Вася распряг своих быков, положил им под ноги охапку свежей травы и условным свистом созвал возчиков.
— А ну, угадайте, что я придумал! — сказал он громко.
— Быков гнать на водопой, — проговорил Сережка, поправляя на голове войлочную шляпу.
— Не угадал.
— А я знаю! — крикнула Соня, взобравшись на дышло. — Кашу будем варить!
— Тоже, придумала! — обиделся Вася. — Это ж мы не в поле… Кто варит кашу в станице?
— Хочешь, Вася, я отгадаю? — проговорила Зинуша. — Я наперед всё знаю.
— А ну, скажи, всезнайка!
— Митруся хочешь в город взять.
— Всё равно ничего не знаете, — сказал Вася. — Я придумал новость: девочки тоже будут спать на возах. Вот какая новость!
— Так это ж даже очень хорошо! — отозвалась Варя, усаживаясь на ящик арбы. — Очень весело будет!
— Да, весело! — обиделась Зинуша. — Тебе хорошо, твоя мамка не сердится… А моя не разрешит.
— Как это так — не разрешит? — серьезно сказал Сережа, сняв войлочную шляпу и хлопая ею о колено. — Скажи, что приказал наш главный чумак, Василий Никитич.
— И так можно сказать! — гордо глядя на девочек, согласился Вася. — Дисциплина в нашем отряде, конечно, есть, это верно. А лучше скажи своей мамке, что выезжаем мы в город на зорьке. Бегать за вами по домам да целый час вас будить — надоело. Так что, Зинуша, Варя, Соня, бегите домой, скажите своим и устраивайтесь на возах по-степному… А вы, ребята, гоните быков на водопой.
Девочки ушли. Мальчики погнали к реке быков. Вася постоял в раздумье около воза, потом не спеша осмотрел колеса, ярма, постоял у знамени и, повесив кнут на плечо, пошел в правление колхоза. Председателю сказал, что в полевом стане обоз простоял всего часа два — погрузка шла быстро; что сегодня зерна нагружено на четыре центнера больше, чем в прошлый раз; что обоз выедет из станицы на рассвете. Тоном знающего свое дело человека спросил, есть ли в колхозной кладовой мазут. При этом вид у него был строгий, взгляд серых глаз — серьезен.
— Пионервожатая говорила мне, что ваш обоз вроде игры, — сказал председатель, — а выходит, добре помогает колхозу.
— Приучаемся, — деловым тоном отвечал Вася. — Мы же не маленькие.
— Да, из тебя, Василий, добрый хозяин выйдет, — похвалил председатель, — прямо настоящий хлебороб.

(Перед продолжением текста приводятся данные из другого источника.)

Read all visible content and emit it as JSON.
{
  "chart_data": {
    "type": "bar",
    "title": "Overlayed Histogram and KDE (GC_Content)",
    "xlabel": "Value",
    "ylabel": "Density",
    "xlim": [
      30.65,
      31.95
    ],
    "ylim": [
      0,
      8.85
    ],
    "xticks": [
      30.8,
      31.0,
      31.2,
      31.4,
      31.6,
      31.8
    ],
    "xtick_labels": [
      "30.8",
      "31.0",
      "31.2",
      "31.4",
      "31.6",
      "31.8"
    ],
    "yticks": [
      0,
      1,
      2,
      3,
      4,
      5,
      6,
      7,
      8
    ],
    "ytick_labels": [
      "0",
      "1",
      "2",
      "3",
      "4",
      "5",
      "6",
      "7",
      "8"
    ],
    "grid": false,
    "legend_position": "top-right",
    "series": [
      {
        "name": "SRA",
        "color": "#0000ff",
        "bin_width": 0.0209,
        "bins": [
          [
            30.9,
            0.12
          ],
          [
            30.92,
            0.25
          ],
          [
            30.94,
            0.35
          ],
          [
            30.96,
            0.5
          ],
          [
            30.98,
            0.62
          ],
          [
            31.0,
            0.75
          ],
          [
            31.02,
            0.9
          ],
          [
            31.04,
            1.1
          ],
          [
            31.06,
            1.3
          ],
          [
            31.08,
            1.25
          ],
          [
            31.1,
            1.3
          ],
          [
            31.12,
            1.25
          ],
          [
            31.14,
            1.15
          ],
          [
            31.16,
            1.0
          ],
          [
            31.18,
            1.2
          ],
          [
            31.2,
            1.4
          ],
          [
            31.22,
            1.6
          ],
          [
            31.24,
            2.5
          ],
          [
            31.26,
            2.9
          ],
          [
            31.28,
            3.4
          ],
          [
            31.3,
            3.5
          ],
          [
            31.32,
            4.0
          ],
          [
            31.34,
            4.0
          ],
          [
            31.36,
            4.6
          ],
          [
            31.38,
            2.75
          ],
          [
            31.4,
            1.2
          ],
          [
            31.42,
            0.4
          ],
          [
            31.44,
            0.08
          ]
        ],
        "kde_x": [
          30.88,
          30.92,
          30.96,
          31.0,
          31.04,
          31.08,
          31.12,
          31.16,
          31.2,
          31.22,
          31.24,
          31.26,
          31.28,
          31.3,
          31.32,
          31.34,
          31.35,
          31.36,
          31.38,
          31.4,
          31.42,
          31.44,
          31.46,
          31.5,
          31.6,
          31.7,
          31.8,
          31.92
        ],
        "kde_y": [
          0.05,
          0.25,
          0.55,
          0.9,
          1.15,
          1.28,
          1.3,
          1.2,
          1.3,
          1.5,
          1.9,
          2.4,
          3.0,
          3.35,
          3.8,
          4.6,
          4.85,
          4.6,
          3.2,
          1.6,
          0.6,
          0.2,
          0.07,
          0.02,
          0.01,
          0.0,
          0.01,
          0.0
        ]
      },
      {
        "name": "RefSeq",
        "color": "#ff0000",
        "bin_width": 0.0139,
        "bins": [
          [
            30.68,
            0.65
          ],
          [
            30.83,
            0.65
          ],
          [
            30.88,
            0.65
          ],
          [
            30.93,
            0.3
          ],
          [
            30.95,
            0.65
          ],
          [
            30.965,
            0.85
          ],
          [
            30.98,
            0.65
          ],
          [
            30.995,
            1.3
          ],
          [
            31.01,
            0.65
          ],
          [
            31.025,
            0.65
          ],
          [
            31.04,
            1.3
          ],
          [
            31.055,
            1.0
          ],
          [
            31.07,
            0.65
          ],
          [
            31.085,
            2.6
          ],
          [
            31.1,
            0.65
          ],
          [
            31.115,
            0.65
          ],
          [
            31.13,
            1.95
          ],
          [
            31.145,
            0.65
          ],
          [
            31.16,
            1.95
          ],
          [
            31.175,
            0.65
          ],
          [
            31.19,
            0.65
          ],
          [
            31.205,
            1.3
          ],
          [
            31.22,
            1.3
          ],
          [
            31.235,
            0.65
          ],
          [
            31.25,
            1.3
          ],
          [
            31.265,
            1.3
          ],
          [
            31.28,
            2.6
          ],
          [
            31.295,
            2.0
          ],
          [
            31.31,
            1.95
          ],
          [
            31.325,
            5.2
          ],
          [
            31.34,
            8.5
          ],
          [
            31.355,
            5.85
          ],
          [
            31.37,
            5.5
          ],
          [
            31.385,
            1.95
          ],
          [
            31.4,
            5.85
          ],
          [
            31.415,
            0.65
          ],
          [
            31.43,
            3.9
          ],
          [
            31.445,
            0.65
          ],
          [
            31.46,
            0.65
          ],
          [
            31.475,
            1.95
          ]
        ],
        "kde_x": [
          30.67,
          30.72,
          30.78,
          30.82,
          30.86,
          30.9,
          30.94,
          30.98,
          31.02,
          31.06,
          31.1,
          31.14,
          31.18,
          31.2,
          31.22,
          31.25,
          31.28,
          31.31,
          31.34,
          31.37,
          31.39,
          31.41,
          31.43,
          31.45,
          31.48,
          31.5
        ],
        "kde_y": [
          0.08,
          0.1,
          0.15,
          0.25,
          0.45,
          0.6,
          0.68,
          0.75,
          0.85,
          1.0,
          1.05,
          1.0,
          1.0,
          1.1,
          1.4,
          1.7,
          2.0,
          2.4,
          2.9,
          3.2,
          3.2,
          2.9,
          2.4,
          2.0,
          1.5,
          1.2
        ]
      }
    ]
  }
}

— Мне, Иван Кузьмич, это дело знакомое, — ответил Вася. — Значит, скажите кладовщику, чтоб он принес литра два мазута, а я пойду поужинаю.
Довольный разговором с председателем и той похвалой, которую давно хотел услышать, Вася, помахивая кнутом и насвистывая, в хорошем настроении пошел домой. На улице его встретила Зинуша. Она жила с ним по соседству и уже возвращалась к возам.
— Ну что ж, мать не ругала? — спросил Вася.
— А она еще со степи не пришла. — Зинуша подошла к Васе, посмотрела на него своими постоянно смеющимися глазами и сказала: — Вася, а я знаю, зачем ты приказал девочкам спать на возах.
— Ты всегда все знаешь, а ничего не понимаешь.
— Нет, знаю! Хочешь, скажу?
— Ну, скажи, что мне с тобой делать!..
— Митруся боишься. Правда? Ага! Угадала?
Вася ударил кнутом о плетень.
— И ничуть не правда, — буркнул он, не глядя на Зинушу, — просто надоело ездить в жару. Чумаками называемся, а выезжаем из станицы, когда солнце пригреет. И все из-за вас, сонных…
— Вася, — ласково заговорила Зинуша, — давай возьмем Митруся! Пусть тоже приучается. Он такой славный хлопчик, и ему, бедняжке, так хочется посидеть на ярме, что мне его даже жалко…
— Какая ты жалостливая! А будешь с ним нянчиться? — спросил Вася и, не дождавшись ответа, сказал: — А знаешь в дороге как жарко! То он воды захочет, то голова у него разболится. Это же еще беспомощный человек.
— Я сама буду за ним смотреть. — Зинуше было радостно оттого, что она заговорила с Васей о Митеньке, которого она давно хотела взять в город. — Я умею детей нянчить. Согласен?